My family has lived by the train tracks that cut through Birmingham for five years now. My relationship with the trains had a rocky start, but it has grown into one of wonder and appreciation.
Our first night in this house was rough. Sleep was displaced by anxiety and worry. My mind raced as I heard and felt each train thunder by. What had we done? Who in their right mind would build a house this close to train tracks? Would I ever sleep again?
There was a bit of improvement each successive night, and I began to sleep through the trains after about two weeks. My body and mind adjusted and even began to welcome the odd lullaby of steel wheels and blaring horns.
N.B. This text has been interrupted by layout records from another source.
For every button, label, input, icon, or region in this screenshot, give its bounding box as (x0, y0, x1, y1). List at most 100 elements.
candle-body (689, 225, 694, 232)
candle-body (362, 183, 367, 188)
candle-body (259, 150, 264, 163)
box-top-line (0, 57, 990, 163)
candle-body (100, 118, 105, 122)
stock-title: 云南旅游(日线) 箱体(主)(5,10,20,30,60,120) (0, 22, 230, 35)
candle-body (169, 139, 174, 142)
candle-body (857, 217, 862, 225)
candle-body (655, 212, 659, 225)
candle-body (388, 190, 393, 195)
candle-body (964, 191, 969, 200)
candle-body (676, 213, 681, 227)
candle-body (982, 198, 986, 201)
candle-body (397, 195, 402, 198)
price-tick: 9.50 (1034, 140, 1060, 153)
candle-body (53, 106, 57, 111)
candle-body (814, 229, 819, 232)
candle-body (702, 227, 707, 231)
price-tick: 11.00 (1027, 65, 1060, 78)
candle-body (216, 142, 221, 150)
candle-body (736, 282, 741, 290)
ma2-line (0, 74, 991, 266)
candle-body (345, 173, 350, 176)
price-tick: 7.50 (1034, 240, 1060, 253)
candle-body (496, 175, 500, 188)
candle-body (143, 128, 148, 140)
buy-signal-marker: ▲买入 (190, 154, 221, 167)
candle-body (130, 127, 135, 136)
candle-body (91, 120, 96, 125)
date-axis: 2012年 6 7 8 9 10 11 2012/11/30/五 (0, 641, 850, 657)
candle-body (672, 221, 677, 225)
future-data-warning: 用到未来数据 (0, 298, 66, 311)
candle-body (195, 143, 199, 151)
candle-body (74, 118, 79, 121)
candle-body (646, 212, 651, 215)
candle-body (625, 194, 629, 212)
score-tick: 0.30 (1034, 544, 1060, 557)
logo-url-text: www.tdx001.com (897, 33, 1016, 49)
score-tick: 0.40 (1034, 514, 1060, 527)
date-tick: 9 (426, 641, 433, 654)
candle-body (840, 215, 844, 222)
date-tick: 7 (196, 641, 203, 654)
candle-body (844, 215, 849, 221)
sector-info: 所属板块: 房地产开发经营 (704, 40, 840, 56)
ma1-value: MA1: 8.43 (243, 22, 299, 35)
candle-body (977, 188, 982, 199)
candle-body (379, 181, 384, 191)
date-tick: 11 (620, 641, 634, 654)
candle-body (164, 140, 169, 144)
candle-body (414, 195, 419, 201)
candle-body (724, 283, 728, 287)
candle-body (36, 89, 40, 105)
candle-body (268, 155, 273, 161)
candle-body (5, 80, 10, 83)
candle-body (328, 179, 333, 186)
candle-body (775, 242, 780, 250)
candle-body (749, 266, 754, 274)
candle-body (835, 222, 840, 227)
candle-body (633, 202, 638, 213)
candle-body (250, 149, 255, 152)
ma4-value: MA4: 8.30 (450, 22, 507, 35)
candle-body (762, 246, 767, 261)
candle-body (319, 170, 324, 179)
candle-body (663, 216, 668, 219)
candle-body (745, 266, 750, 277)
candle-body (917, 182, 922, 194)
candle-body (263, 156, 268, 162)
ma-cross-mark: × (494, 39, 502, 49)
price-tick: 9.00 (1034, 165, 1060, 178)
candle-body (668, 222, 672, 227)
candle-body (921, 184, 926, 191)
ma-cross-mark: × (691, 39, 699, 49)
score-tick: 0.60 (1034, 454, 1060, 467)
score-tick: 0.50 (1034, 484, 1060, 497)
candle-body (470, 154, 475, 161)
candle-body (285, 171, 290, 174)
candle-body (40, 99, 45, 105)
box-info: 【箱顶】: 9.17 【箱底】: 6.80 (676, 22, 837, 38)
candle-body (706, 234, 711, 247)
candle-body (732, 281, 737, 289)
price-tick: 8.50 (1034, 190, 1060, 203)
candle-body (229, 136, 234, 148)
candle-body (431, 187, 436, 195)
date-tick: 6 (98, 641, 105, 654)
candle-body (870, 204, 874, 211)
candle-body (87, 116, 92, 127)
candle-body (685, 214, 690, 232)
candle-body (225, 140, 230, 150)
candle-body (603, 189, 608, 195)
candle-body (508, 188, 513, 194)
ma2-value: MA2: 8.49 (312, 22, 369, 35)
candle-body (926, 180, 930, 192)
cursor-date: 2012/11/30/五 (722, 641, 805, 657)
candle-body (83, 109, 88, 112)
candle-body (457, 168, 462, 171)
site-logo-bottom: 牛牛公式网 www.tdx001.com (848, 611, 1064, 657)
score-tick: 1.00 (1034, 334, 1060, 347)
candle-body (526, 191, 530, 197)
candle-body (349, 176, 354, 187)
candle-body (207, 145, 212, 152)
The trains are our loud and nosy neighbors, forcing themselves on us in the midst of phone calls, family conversations, arguments and attempts at quiet solitude. But they give us opportunities to practice a strange sort of hospitality, to learn how to hold our tongues and thoughts and to realize that it’s not all about us.
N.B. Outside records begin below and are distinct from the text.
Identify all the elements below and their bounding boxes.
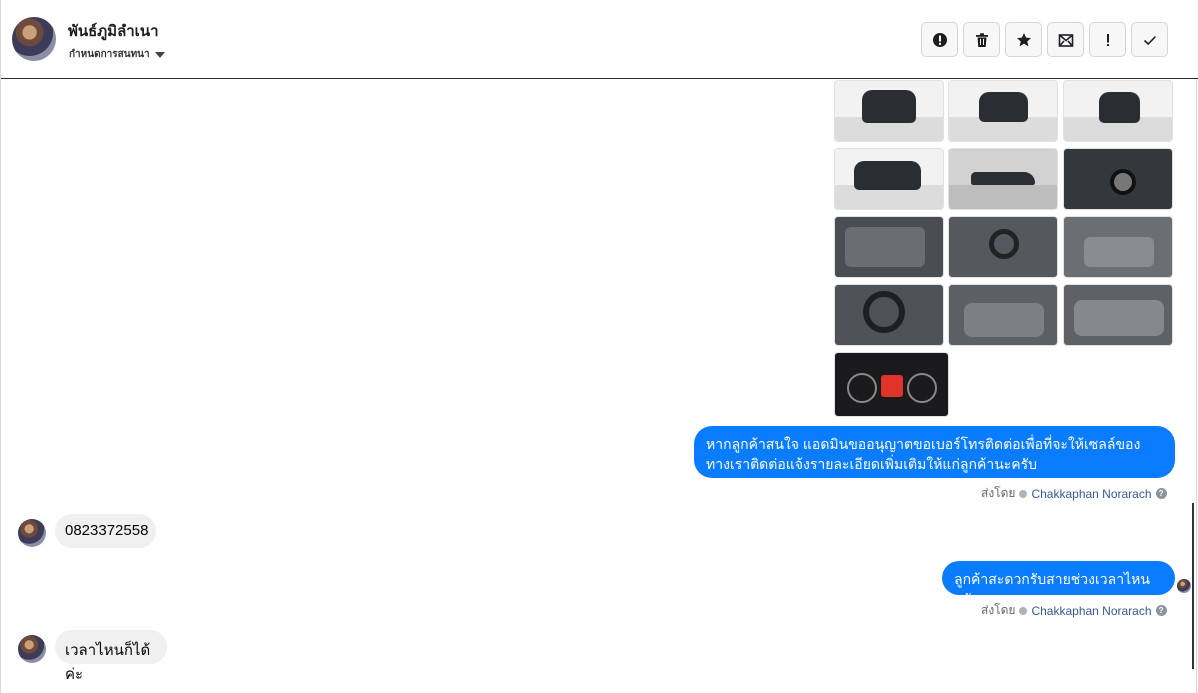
mark-unread-button[interactable] bbox=[1047, 22, 1084, 57]
done-button[interactable] bbox=[1131, 22, 1168, 57]
sender-name-link[interactable]: Chakkaphan Norarach bbox=[1031, 604, 1151, 618]
check-icon bbox=[1143, 35, 1156, 45]
photo-thumbnail[interactable] bbox=[1063, 80, 1173, 142]
photo-thumbnail[interactable] bbox=[1063, 284, 1173, 346]
help-icon[interactable]: ? bbox=[1155, 605, 1167, 616]
sent-by-label: ส่งโดย Chakkaphan Norarach ? bbox=[981, 601, 1167, 620]
envelope-icon bbox=[1058, 33, 1073, 47]
photo-thumbnail[interactable] bbox=[834, 216, 944, 278]
star-button[interactable] bbox=[1005, 22, 1042, 57]
sent-by-prefix: ส่งโดย bbox=[981, 486, 1016, 500]
photo-thumbnail[interactable] bbox=[948, 80, 1058, 142]
photo-thumbnail[interactable] bbox=[834, 80, 944, 142]
sent-by-prefix: ส่งโดย bbox=[981, 603, 1016, 617]
sender-name-link[interactable]: Chakkaphan Norarach bbox=[1031, 487, 1151, 501]
outgoing-message[interactable]: ลูกค้าสะดวกรับสายช่วงเวลาไหนครับ bbox=[942, 561, 1175, 607]
contact-name[interactable]: พันธ์ภูมิลำเนา bbox=[68, 19, 159, 43]
header-actions bbox=[921, 22, 1168, 57]
incoming-message[interactable]: เวลาไหนก็ได้ค่ะ bbox=[55, 630, 167, 683]
contact-avatar-small[interactable] bbox=[18, 635, 46, 663]
photo-thumbnail[interactable] bbox=[834, 148, 944, 210]
conversation-header: พันธ์ภูมิลำเนา กำหนดการสนทนา bbox=[1, 0, 1198, 79]
sent-by-label: ส่งโดย Chakkaphan Norarach ? bbox=[981, 484, 1167, 503]
photo-thumbnail[interactable] bbox=[1063, 216, 1173, 278]
photo-thumbnail[interactable] bbox=[834, 352, 949, 417]
outgoing-message[interactable]: หากลูกค้าสนใจ แอดมินขออนุญาตขอเบอร์โทรติ… bbox=[694, 426, 1175, 478]
verified-badge-icon bbox=[1019, 489, 1028, 498]
photo-thumbnail[interactable] bbox=[948, 284, 1058, 346]
contact-avatar-small[interactable] bbox=[18, 519, 46, 547]
delete-button[interactable] bbox=[963, 22, 1000, 57]
messenger-window: พันธ์ภูมิลำเนา กำหนดการสนทนา หากลูกค้าสน… bbox=[0, 0, 1198, 693]
assign-conversation-dropdown[interactable]: กำหนดการสนทนา bbox=[69, 47, 165, 62]
important-button[interactable] bbox=[1089, 22, 1126, 57]
scrollbar-thumb[interactable] bbox=[1192, 503, 1194, 669]
verified-badge-icon bbox=[1019, 606, 1028, 615]
photo-thumbnail[interactable] bbox=[1063, 148, 1173, 210]
star-icon bbox=[1016, 32, 1031, 46]
caret-down-icon bbox=[154, 51, 165, 58]
assign-label: กำหนดการสนทนา bbox=[69, 49, 150, 60]
photo-thumbnail[interactable] bbox=[948, 216, 1058, 278]
photo-thumbnail[interactable] bbox=[948, 148, 1058, 210]
trash-icon bbox=[975, 32, 988, 47]
photo-thumbnail[interactable] bbox=[834, 284, 944, 346]
seen-receipt-avatar bbox=[1177, 579, 1191, 593]
exclamation-icon bbox=[1106, 33, 1109, 46]
message-thread: หากลูกค้าสนใจ แอดมินขออนุญาตขอเบอร์โทรติ… bbox=[1, 80, 1198, 693]
incoming-message[interactable]: 0823372558 bbox=[55, 514, 156, 548]
contact-avatar[interactable] bbox=[12, 17, 56, 61]
alert-circle-icon bbox=[932, 32, 947, 47]
help-icon[interactable]: ? bbox=[1155, 488, 1167, 499]
spam-button[interactable] bbox=[921, 22, 958, 57]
Each passing train offers a reminder that we are connected to a larger story. I choose to accept most of those offers with gratitude. It’s good to have glimpses into the world that exists beyond the walls of our home. People are working, living and travelling, and our place is a small part of their journeys.
Some who live near train tracks claim that they are no longer aware of the trains–they just blend in with the other noises around them. I’m glad I still notice the trains while I’m awake, and I appreciate that they fade into my dreams while I’m asleep.